For AVL-Tree there exists the following Rotations for Balancing:

• Left Rotation
• Right Rotation
• Left-Right Rotation
• Right-Left Rotation

My Question is about the Naming for the Double-Rotations. Sometimes a Left-Right Rotation is defined as a Left-Rotation followed by a Right-Rotation. This is for me the logical case. Sometimes a Left-Right Rotation is defined as a Right-Rotation followed by a Left-Rotation.

Is there a reason for this different definitions? I think it is only a Exchange of the terms - but why?

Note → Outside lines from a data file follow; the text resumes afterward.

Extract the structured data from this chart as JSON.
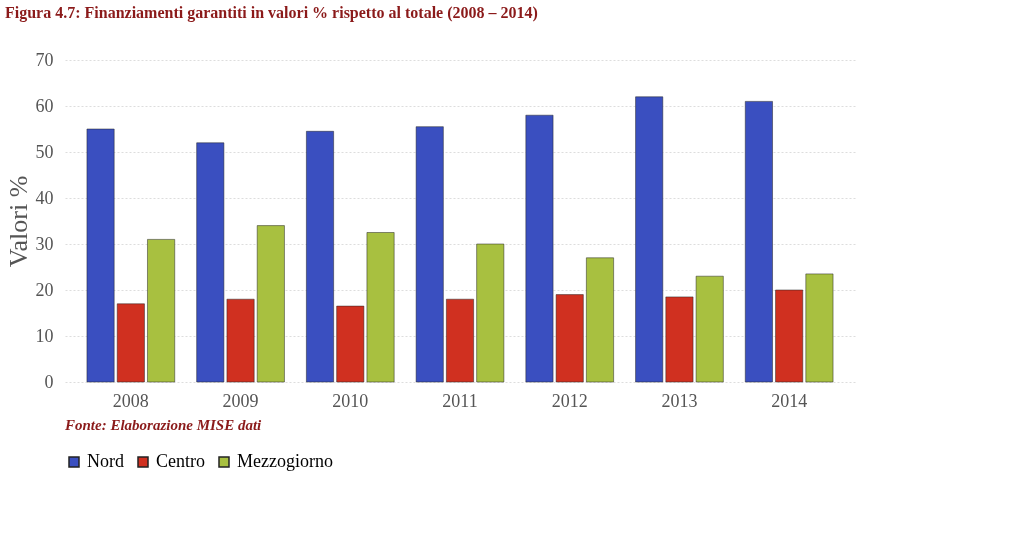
{
  "chart_data": {
    "type": "bar",
    "title": "Figura 4.7: Finanziamenti garantiti in valori % rispetto al totale (2008 – 2014)",
    "ylabel": "Valori %",
    "categories": [
      "2008",
      "2009",
      "2010",
      "2011",
      "2012",
      "2013",
      "2014"
    ],
    "series": [
      {
        "name": "Nord",
        "color": "#3a4fc0",
        "values": [
          55,
          52,
          54.5,
          55.5,
          58,
          62,
          61
        ]
      },
      {
        "name": "Centro",
        "color": "#d03020",
        "values": [
          17,
          18,
          16.5,
          18,
          19,
          18.5,
          20
        ]
      },
      {
        "name": "Mezzogiorno",
        "color": "#a8c040",
        "values": [
          31,
          34,
          32.5,
          30,
          27,
          23,
          23.5
        ]
      }
    ],
    "ylim": [
      0,
      70
    ],
    "yticks": [
      0,
      10,
      20,
      30,
      40,
      50,
      60,
      70
    ],
    "grid": "y",
    "legend": "bottom",
    "annotations": [
      "Fonte: Elaborazione MISE dati"
    ]
  }
}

• Where did you see that "a Left-Right Rotation is defined as a Right-Rotation followed by a Left-Rotation"? such as this one by by John Hargrove (cise.ufl.edu/~nemo/cop3530/AVL-Tree-Rotations.pdf)? Commented Sep 27, 2018 at 16:28

I would say they are just personal preferences without any particular naming rules or standard attached. Just as you said, it is only a exchange of the terms. There is negligible if any other difference.

The logical choice for me is also letting Left-Right Rotation be the Left-Rotation followed by a Right-Rotation.

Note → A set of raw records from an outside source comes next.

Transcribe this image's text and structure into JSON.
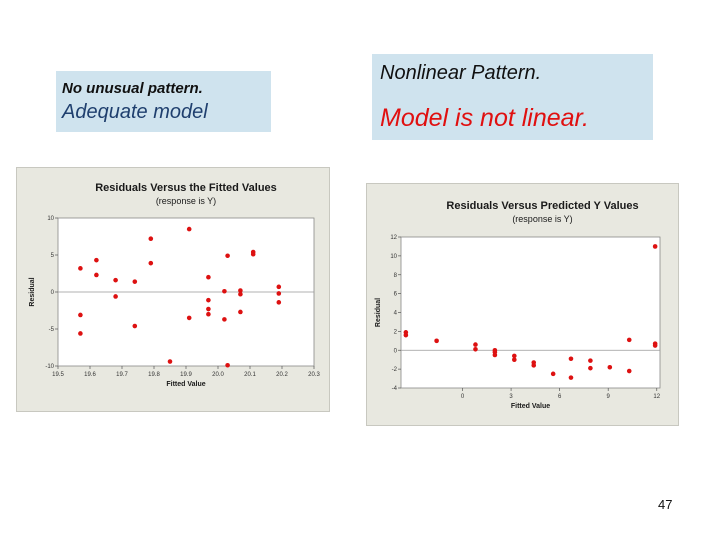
{
  "captions": {
    "left": {
      "line1": "No unusual pattern.",
      "line2": "Adequate model"
    },
    "right": {
      "line1": "Nonlinear Pattern.",
      "line2": "Model is not linear."
    }
  },
  "colors": {
    "caption_bg": "#cfe3ee",
    "point": "#dd1111",
    "accent_red_text": "#e01010",
    "zero_line": "#999999",
    "panel_bg": "#e8e8e0"
  },
  "page_number": "47",
  "chart_data": [
    {
      "type": "scatter",
      "title": "Residuals Versus the Fitted Values",
      "subtitle": "(response is Y)",
      "xlabel": "Fitted Value",
      "ylabel": "Residual",
      "xlim": [
        19.5,
        20.3
      ],
      "ylim": [
        -10,
        10
      ],
      "x_ticks": [
        19.5,
        19.6,
        19.7,
        19.8,
        19.9,
        20.0,
        20.1,
        20.2,
        20.3
      ],
      "x_tick_labels": [
        "19.5",
        "19.6",
        "19.7",
        "19.8",
        "19.9",
        "20.0",
        "20.1",
        "20.2",
        "20.3"
      ],
      "y_ticks": [
        10,
        5,
        0,
        -5,
        -10
      ],
      "y_tick_labels": [
        "10",
        "5",
        "0",
        "-5",
        "-10"
      ],
      "zero_line": true,
      "points": [
        {
          "x": 19.57,
          "y": 3.2
        },
        {
          "x": 19.57,
          "y": -3.1
        },
        {
          "x": 19.57,
          "y": -5.6
        },
        {
          "x": 19.62,
          "y": 4.3
        },
        {
          "x": 19.62,
          "y": 2.3
        },
        {
          "x": 19.68,
          "y": 1.6
        },
        {
          "x": 19.68,
          "y": -0.6
        },
        {
          "x": 19.74,
          "y": 1.4
        },
        {
          "x": 19.74,
          "y": -4.6
        },
        {
          "x": 19.79,
          "y": 7.2
        },
        {
          "x": 19.79,
          "y": 3.9
        },
        {
          "x": 19.85,
          "y": -9.4
        },
        {
          "x": 19.91,
          "y": 8.5
        },
        {
          "x": 19.91,
          "y": -3.5
        },
        {
          "x": 19.97,
          "y": 2.0
        },
        {
          "x": 19.97,
          "y": -1.1
        },
        {
          "x": 19.97,
          "y": -2.3
        },
        {
          "x": 19.97,
          "y": -3.0
        },
        {
          "x": 20.02,
          "y": -3.7
        },
        {
          "x": 20.02,
          "y": 0.1
        },
        {
          "x": 20.03,
          "y": 4.9
        },
        {
          "x": 20.03,
          "y": -9.9
        },
        {
          "x": 20.07,
          "y": 0.2
        },
        {
          "x": 20.07,
          "y": -0.3
        },
        {
          "x": 20.07,
          "y": -2.7
        },
        {
          "x": 20.11,
          "y": 5.4
        },
        {
          "x": 20.11,
          "y": 5.1
        },
        {
          "x": 20.19,
          "y": 0.7
        },
        {
          "x": 20.19,
          "y": -0.2
        },
        {
          "x": 20.19,
          "y": -1.4
        }
      ]
    },
    {
      "type": "scatter",
      "title": "Residuals Versus Predicted Y Values",
      "subtitle": "(response is Y)",
      "xlabel": "Fitted Value",
      "ylabel": "Residual",
      "xlim": [
        -3.8,
        12.2
      ],
      "ylim": [
        -4,
        12
      ],
      "x_ticks": [
        0,
        3,
        6,
        9,
        12
      ],
      "x_tick_labels": [
        "0",
        "3",
        "6",
        "9",
        "12"
      ],
      "y_ticks": [
        12,
        10,
        8,
        6,
        4,
        2,
        0,
        -2,
        -4
      ],
      "y_tick_labels": [
        "12",
        "10",
        "8",
        "6",
        "4",
        "2",
        "0",
        "-2",
        "-4"
      ],
      "zero_line": true,
      "points": [
        {
          "x": -3.5,
          "y": 1.9
        },
        {
          "x": -3.5,
          "y": 1.6
        },
        {
          "x": -1.6,
          "y": 1.0
        },
        {
          "x": 0.8,
          "y": 0.6
        },
        {
          "x": 0.8,
          "y": 0.1
        },
        {
          "x": 2.0,
          "y": 0.0
        },
        {
          "x": 2.0,
          "y": -0.2
        },
        {
          "x": 2.0,
          "y": -0.5
        },
        {
          "x": 3.2,
          "y": -0.6
        },
        {
          "x": 3.2,
          "y": -1.0
        },
        {
          "x": 4.4,
          "y": -1.3
        },
        {
          "x": 4.4,
          "y": -1.6
        },
        {
          "x": 5.6,
          "y": -2.5
        },
        {
          "x": 6.7,
          "y": -0.9
        },
        {
          "x": 6.7,
          "y": -2.9
        },
        {
          "x": 7.9,
          "y": -1.1
        },
        {
          "x": 7.9,
          "y": -1.9
        },
        {
          "x": 9.1,
          "y": -1.8
        },
        {
          "x": 10.3,
          "y": 1.1
        },
        {
          "x": 10.3,
          "y": -2.2
        },
        {
          "x": 11.9,
          "y": 11.0
        },
        {
          "x": 11.9,
          "y": 0.7
        },
        {
          "x": 11.9,
          "y": 0.5
        }
      ]
    }
  ]
}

However, a few people might prefer to recognize Left-Right Rotation as primarily a Left-Rotation (the larger rotation) with a Right-Rotation before it (as a delta operation). In this way, both Left-Rotation and Left-Right-Rotation moves the (larger) right subtree to the left.

In case you might think this is the whole story, here is more naming confusion and conflict. People may even differ on which tree rotation should be called Left-Rotation and which one should be called Right-Rotation! Not only with AVL trees, but possibly also with other kinds of binary search trees that use rotations to maintain balance. Here is an excerpt from the wikipedia item for tree rotation.

In discrete mathematics, tree rotation is an operation on a binary tree that changes the structure without interfering with the order of the elements. A tree rotation moves one node up in the tree and one node down. It is used to change the shape of the tree, and in particular to decrease its height by moving smaller subtrees down and larger subtrees up, resulting in improved performance of many tree operations.

There exists an inconsistency in different descriptions as to the definition of the direction of rotations. Some say that the direction of rotation reflects the direction that a node is moving upon rotation (a left child rotating into its parent's location is a right rotation) while others say that the direction of rotation reflects which subtree is rotating (a left subtree rotating into its parent's location is a left rotation, the opposite of the former). This article takes the approach of the directional movement of the rotating node.

So, should we take some action to make it more consistent? Probably not necessarily. As far as I have experienced and as far as I have checked[1][2][3][4][5], the approach taken by Wikipedia, which calls the rotation in the counterclockwise direction left rotation and which calls the left rotation followed by right rotation left-right rotation is far more popular. I will stick to that approach myself. I would recommend you stick to that approach, which you are comfortable with as well.